L’entreprise dirigée par Sam Altman a accordé des bonus « spéciaux » à environ un millier d’employés sélectionnés pour leur rôle stratégique dans le développement de l’entreprise. Objectif : s’assurer que ses meilleurs éléments ne partent pas chez la concurrence.
C’est une information révélée par The Information et confirmée par The Verge : Sam Altman, PDG d’OpenAI, va octroyer des bonus exceptionnels à certains de ses employés.
« Comme nous l’avions mentionné il y a quelques semaines, nous avons examiné la rémunération de nos équipes techniques compte tenu du mouvement du marché », a-t-il écrit dans un mémo interne consulté par The Verge.
Parmi les bénéficiaires de cette démarche présentée comme une « récompense spéciale ponctuelle » figurent selon le média américain, les chercheurs et ingénieurs logiciels de plusieurs organisations, notamment l’ingénierie appliquée, la mise à l’échelle et la sécurité.
« Nous avons bien l’intention de continuer à augmenter les rémunérations au fur et à mesure que nous progressons en tant qu’entreprise. Mais nous voulions être transparents sur cette mesure puisque c’est nouveau pour nous », a poursuivi le PDG, soulignant le caractère inédit de cette initiative qui concerne jusqu’à un millier d’employés, soit un tiers de l’effectif de la société.
Des montants qui donnent le vertige
Les chercheurs les plus talentueux, déjà rémunérés à plusieurs millions de dollars, peuvent s’attendre à recevoir des bonus se comptant eux aussi en millions de dollars. Les ingénieurs classiques ne sont pas en reste, avec des primes qui atteignent des centaines de milliers de dollars, d’après The Verge.
Les bonus seront étalés sur huit trimestres, soit deux années complètes. Cette approche permet à OpenAI de fidéliser ses talents sur le long terme, tout en étalant l’impact financier de cette opération de rétention massive.
L’entreprise offre également une certaine flexibilité à ses employés, qui peuvent choisir de recevoir leurs primes sous forme de liquidités, d’actions de l’entreprise, ou d’un mélange des deux.
Cette option prend tout son sens pour une entreprise dont la valorisation pourrait atteindre 500 milliards de dollars dans le cadre des négociations en cours pour une vente d’actions, à en croire Bloomberg.
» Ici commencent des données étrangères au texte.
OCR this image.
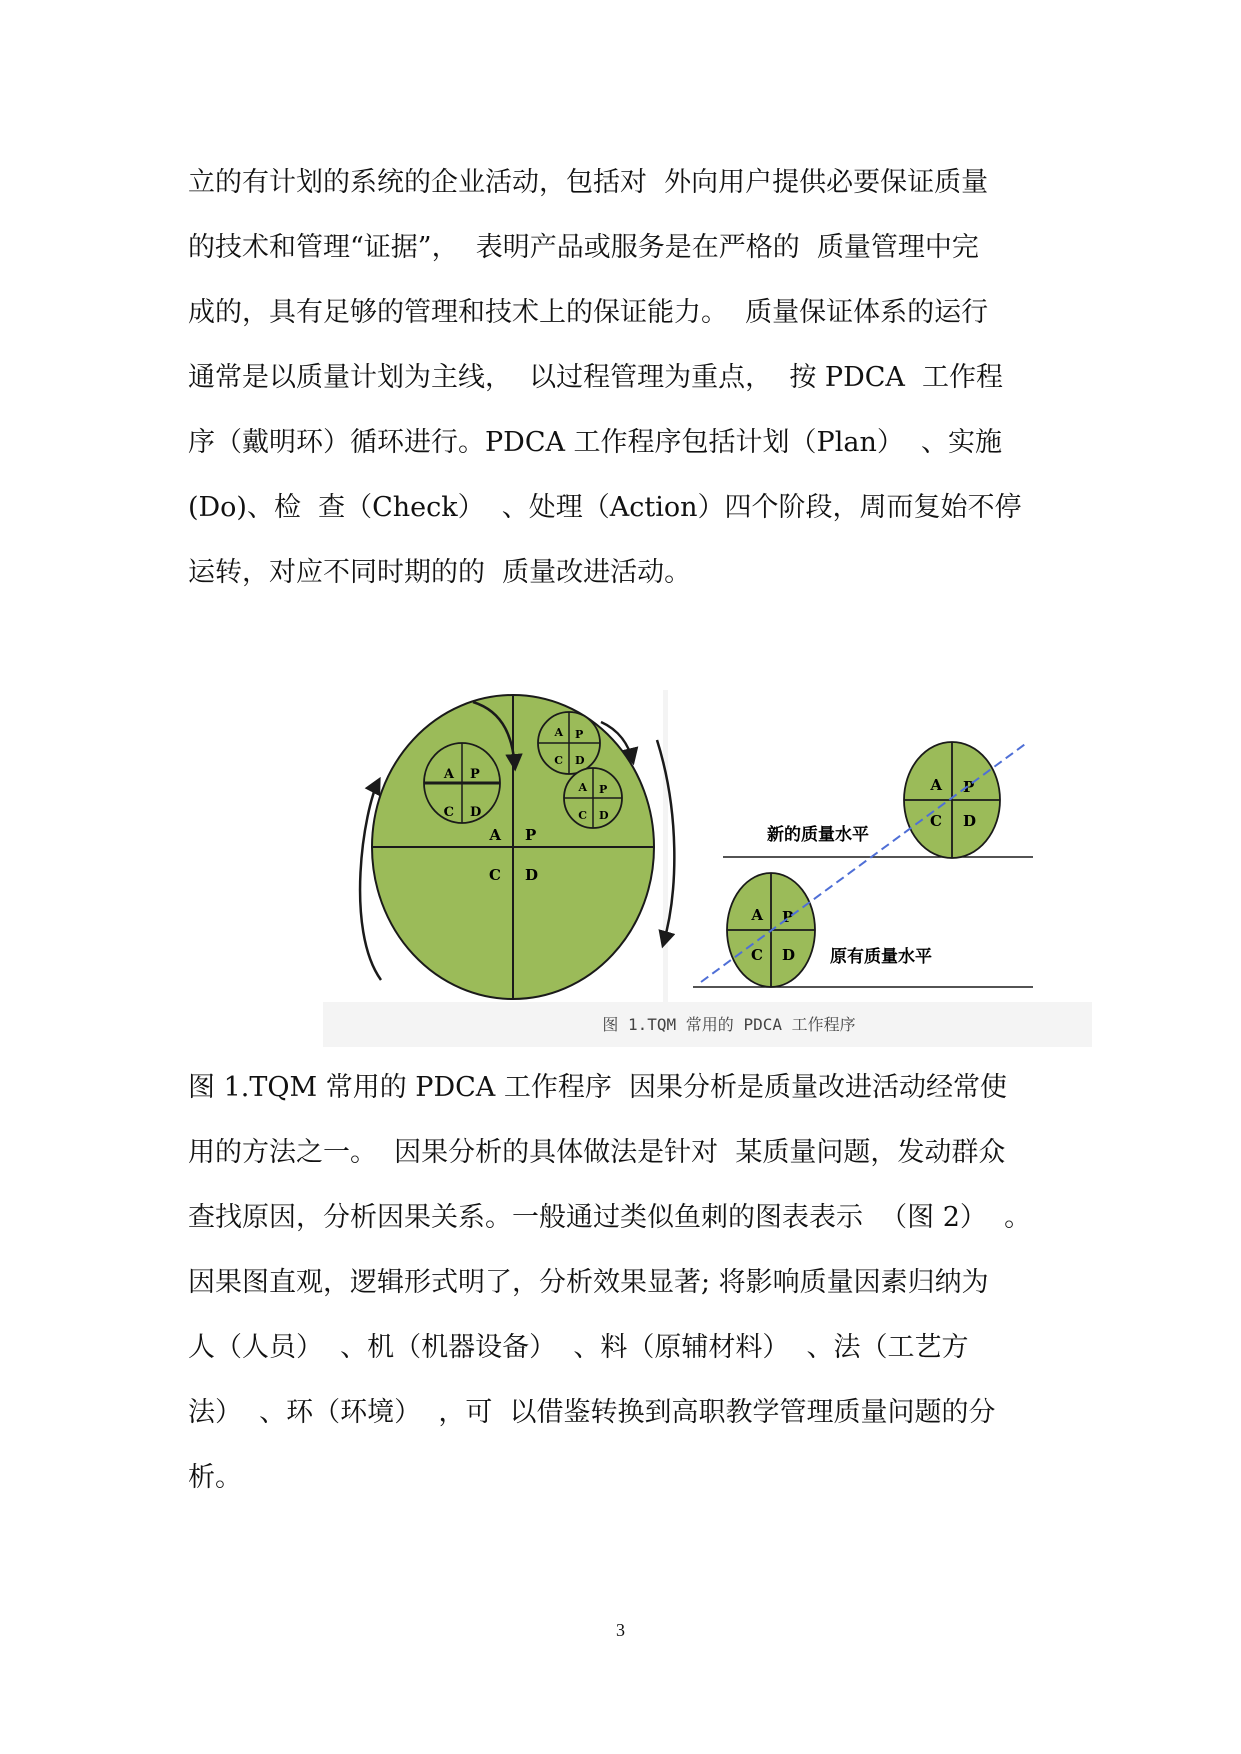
立的有计划的系统的企业活动，包括对  外向用户提供必要保证质量
的技术和管理“证据”，  表明产品或服务是在严格的  质量管理中完
成的，具有足够的管理和技术上的保证能力。  质量保证体系的运行
通常是以质量计划为主线，  以过程管理为重点，  按 PDCA  工作程
序（戴明环）循环进行。PDCA 工作程序包括计划（Plan）  、实施
(Do)、检  查（Check）  、处理（Action）四个阶段，周而复始不停
运转，对应不同时期的的  质量改进活动。
A P
C D
A P
C D
A P
C D
A P
C D
A P
C D
A P
C D
新的质量水平
原有质量水平
图 1.TQM 常用的 PDCA 工作程序
图 1.TQM 常用的 PDCA 工作程序  因果分析是质量改进活动经常使
用的方法之一。  因果分析的具体做法是针对  某质量问题，发动群众
查找原因，分析因果关系。一般通过类似鱼刺的图表表示  （图 2）  。
因果图直观，逻辑形式明了，分析效果显著; 将影响质量因素归纳为
人（人员）  、机（机器设备）  、料（原辅材料）  、法（工艺方
法）  、环（环境）  ，可  以借鉴转换到高职教学管理质量问题的分
析。
3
Une mesure contre la fuite des cerveaux
Il s’agit moins d’une « générosité » que d’une stratégie défensive de la part d’OpenAI face à la fuite des cerveaux bien réelle qui s’intensifie dans l’industrie de l’intelligence artificielle.
L’entreprise a récemment vu plusieurs de ses chercheurs clés rejoindre Meta, le géant dirigé par Mark Zuckerberg qui investit massivement dans l’IA.
« Je ne pense pas qu’on puisse avoir une bonne culture quand on se contente de jeter de l’argent aux gens sans leur parler du travail ou d’autres aspects importants », avait fustigé Altman il y a quelques semaines, révélant que Meta avait proposé jusqu’à 100 millions de dollars à ses employés.
Parallèlement, Elon Musk intensifie ses efforts de recrutement pour xAI, sa propre entreprise d’intelligence artificielle. Le milliardaire, connu pour ses méthodes peu conventionnelles et ses ressources financières considérables, n’hésite pas à mener des opérations de débauchage agressives dans tout l’écosystème de l’IA.